Installing Flat-lay Laminate Countertops
By Larry Walton
Not everything should be set in stone. Laminate counters still have their place in many home improvement applications.
Realtors often caution against over-building in some neighborhoods where values are established by comparable houses in the community. In these cases, it’s wise to select materials that keep costs down. This doesn’t mean you have to go with fake wood grain or avocado green. Large varieties in color and textures are available with today’s laminates.
One of the big advantages to flat lay laminate countertops is the ability to fit them precisely to irregular wall shapes and a variety of countertop sizes. To do this, you should plan to fit and fasten the sub-decks to the cabinets or strong backs first, and then fit and install the laminate.
Because flat-lay laminate can be fit very closely to the wall, it works well for desktop surfaces where no backsplash will be used.

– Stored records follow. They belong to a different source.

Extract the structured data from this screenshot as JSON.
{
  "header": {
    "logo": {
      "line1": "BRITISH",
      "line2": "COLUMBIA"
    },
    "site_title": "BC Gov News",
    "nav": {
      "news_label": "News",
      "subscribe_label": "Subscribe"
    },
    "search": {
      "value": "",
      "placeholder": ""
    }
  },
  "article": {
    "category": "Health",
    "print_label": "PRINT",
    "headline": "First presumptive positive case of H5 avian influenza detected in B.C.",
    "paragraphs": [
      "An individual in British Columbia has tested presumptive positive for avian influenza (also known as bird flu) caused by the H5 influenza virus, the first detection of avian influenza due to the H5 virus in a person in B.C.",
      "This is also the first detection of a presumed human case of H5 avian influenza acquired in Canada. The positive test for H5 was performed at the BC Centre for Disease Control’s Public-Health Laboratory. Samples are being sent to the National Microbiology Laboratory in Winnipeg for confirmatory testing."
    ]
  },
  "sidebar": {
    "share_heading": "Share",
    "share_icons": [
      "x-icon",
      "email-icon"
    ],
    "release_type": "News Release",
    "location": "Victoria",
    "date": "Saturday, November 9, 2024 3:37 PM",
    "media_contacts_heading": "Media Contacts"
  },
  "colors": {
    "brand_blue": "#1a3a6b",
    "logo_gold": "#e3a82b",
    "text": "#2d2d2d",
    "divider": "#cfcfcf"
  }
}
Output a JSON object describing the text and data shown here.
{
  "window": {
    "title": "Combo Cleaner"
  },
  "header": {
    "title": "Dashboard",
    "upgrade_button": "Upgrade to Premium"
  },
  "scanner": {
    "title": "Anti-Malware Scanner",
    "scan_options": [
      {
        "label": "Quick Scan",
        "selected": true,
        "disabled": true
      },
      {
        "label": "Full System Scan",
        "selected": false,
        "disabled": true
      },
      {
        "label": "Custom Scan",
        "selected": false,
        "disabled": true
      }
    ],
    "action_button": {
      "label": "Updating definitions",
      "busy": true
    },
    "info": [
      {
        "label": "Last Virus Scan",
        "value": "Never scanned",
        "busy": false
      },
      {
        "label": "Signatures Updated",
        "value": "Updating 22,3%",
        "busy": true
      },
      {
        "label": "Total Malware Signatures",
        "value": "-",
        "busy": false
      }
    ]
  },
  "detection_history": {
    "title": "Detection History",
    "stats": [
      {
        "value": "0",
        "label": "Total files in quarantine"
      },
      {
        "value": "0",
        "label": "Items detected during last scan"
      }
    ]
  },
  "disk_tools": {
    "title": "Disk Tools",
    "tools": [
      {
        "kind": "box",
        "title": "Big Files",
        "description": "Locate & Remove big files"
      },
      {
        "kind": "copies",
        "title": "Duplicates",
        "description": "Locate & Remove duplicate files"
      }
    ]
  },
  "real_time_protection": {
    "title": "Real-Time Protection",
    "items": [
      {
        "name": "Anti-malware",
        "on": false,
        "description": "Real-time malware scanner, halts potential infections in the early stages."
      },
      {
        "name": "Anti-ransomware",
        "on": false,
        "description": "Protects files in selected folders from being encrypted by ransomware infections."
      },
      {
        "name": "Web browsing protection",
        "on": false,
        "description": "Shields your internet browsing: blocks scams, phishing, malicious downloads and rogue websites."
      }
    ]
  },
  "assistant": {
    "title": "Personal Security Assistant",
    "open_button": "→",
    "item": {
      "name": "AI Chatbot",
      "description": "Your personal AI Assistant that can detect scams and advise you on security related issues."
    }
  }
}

When you want to use a backsplash for kitchens, baths and utility rooms, you have a number of options including tile, stone or matching laminate. One of my favorites is a 3/4-inch thick backsplash with a laminate face and wood accent cap to match the counter edges.
I prefer to use a hardwood self-edge, which can be stained or painted to match the cabinets. For this application we cut the countertops for a 1/4-inch overhang past the face frame of the base cabinets. We then install a 3/4-by-1-1/2-inch counter edge, which extends the overhang to the desired one inch.
Countertop-grade particleboard is my favorite material for laminate applications. The material is strong, consistent, smooth, flat and bonds well to contact cement. Plywood underlayment is not countertop-grade.
Once the countertops are fastened to the cabinets, apply the self-edge with carpenter’s glue and nails, either flush to the counter or slightly higher. When the glue is set, sand the self-edge flush with the counter top. Make sure the countertops are well fastened, flat, smooth and clean.